Maimah Karmo's story of beating Cancer is spreading throughout the web. Most recently, TODAY featured her story on survival, read it here:
My
mom is a nurse and she taught me at 13 the importance of knowing my
body. She sat me down and said, "You're getting breasts. Let me show you
how to check them so if something happens when you're older, you know
what to look for. If you find out early, you'll be fine."
She
kept reinforcing that to the point where it became a habit for me. I
would do my breast self-examination every month in the shower. I did
that religiously for 18 years and then at 31 years old, I felt a lump in
my breast. I knew right away that it did not belong there.
There's
no history of cancer in my family, so I didn't think it could be
cancer. I got a mammogram and it came back clean. They said, you have a
cyst, it's not cancer. I insisted on a biopsy, but I was told to come
back in six months to a year. So I waited.
I finally had a biopsy. The next day was Feb. 28, 2006, and the doctor called me at 4:45 p.m.
to tell me that I had breast cancer. It was aggressive and it was
triple negative breast cancer. It was so surreal. I just thought: This
is it, I'm done.
My
daughter was 3 and I just was in sheer panic. My whole life revolves
around her, I'm a single mom.

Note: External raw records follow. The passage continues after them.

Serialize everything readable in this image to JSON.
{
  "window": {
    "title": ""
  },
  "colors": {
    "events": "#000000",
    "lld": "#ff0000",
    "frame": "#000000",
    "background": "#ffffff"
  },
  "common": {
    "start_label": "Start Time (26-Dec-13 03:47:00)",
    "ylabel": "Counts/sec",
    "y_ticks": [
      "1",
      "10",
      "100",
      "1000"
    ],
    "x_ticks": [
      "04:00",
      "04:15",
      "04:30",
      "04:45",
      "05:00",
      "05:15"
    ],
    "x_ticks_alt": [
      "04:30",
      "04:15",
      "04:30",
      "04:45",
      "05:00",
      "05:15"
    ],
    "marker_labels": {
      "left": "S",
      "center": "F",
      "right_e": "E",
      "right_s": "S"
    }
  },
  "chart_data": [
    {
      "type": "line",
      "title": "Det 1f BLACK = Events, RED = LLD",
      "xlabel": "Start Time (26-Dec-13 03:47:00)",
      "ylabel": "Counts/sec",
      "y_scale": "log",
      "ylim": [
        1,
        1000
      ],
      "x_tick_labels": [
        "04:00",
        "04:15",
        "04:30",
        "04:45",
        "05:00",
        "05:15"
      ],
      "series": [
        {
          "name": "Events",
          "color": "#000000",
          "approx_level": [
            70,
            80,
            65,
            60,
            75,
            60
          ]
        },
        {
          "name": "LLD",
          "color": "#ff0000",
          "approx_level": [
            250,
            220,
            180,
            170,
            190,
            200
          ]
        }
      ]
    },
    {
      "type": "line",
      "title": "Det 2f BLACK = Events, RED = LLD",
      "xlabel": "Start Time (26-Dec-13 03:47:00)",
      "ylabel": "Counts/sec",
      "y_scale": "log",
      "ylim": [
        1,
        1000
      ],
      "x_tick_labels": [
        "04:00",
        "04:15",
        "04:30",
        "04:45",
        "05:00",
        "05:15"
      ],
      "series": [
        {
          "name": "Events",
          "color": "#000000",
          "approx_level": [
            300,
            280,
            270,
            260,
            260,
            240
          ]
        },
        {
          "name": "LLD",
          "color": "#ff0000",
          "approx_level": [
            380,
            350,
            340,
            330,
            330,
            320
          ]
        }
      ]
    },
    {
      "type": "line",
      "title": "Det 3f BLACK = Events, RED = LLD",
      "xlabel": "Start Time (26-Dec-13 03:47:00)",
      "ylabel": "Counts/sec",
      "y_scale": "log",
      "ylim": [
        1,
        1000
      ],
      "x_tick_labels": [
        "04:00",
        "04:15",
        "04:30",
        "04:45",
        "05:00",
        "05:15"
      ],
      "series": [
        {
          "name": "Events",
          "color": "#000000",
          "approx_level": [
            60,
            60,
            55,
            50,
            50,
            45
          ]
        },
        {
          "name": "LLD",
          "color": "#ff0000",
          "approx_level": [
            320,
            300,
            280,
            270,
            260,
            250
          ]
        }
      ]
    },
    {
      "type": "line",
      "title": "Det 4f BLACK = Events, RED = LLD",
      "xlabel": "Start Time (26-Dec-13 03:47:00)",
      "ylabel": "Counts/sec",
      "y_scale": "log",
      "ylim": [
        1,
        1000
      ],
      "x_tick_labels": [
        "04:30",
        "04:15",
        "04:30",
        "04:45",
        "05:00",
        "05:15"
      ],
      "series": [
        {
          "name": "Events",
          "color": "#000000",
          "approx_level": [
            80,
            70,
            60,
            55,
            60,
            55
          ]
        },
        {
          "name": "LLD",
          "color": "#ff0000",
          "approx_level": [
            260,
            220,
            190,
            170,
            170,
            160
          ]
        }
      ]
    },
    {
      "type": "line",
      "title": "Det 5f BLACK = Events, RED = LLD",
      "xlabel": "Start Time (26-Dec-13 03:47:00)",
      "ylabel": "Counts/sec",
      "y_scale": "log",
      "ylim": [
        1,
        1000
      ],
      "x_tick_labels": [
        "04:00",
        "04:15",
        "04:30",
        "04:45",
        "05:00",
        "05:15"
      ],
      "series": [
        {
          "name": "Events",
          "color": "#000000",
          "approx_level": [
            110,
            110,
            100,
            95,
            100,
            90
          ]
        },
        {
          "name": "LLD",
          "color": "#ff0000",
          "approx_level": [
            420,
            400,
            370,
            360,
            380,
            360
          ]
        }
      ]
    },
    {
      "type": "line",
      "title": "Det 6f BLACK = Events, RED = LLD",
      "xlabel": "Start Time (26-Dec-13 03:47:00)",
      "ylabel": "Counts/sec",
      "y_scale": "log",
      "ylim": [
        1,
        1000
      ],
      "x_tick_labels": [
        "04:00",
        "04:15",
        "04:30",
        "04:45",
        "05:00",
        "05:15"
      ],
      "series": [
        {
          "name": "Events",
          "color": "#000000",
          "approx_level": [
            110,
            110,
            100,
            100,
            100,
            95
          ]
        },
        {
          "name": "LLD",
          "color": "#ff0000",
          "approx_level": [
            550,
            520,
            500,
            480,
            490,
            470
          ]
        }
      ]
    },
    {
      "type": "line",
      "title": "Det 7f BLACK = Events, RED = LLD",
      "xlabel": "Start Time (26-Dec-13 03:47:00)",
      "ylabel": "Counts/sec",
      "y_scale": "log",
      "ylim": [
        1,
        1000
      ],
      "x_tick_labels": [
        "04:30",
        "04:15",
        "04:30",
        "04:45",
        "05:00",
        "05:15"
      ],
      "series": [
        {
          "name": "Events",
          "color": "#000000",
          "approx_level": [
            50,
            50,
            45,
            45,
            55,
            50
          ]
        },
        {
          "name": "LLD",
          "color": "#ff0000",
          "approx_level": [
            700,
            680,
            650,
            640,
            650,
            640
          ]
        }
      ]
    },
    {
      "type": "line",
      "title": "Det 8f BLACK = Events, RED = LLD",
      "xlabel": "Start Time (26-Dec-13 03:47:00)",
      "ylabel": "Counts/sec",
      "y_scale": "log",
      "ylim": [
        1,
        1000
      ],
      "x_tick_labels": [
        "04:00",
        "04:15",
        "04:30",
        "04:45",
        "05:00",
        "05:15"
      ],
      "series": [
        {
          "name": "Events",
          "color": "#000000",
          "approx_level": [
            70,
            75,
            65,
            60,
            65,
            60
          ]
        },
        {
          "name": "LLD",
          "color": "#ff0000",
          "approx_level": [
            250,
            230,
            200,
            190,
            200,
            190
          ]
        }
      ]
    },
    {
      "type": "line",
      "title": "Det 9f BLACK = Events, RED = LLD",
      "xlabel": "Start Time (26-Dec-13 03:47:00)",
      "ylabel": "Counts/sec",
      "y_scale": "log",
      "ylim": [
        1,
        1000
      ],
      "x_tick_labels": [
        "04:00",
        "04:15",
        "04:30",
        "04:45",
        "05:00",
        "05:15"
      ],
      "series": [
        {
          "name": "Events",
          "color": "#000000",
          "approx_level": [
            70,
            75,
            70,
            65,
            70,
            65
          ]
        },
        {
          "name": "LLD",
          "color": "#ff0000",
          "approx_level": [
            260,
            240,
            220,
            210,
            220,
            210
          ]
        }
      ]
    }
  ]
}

My first thought was: How can I leave her
without a mom?
In
my office, there are pictures of Noelle everywhere. She's my world. I
kept looking at the pictures and thinking: She'll never get to know me
as a woman; I'm never going to have those moments with her that teach
her how to live, how to love. She won't know how much I love her.
The most gripping fear I had wasn't about my life, it was about "I can't leave her."
I
was in shock so I had to figure out what to say to her. Everyone said,
you can't tell her about this, she's too young to understand. But to me,
that's not respecting my child as a human being.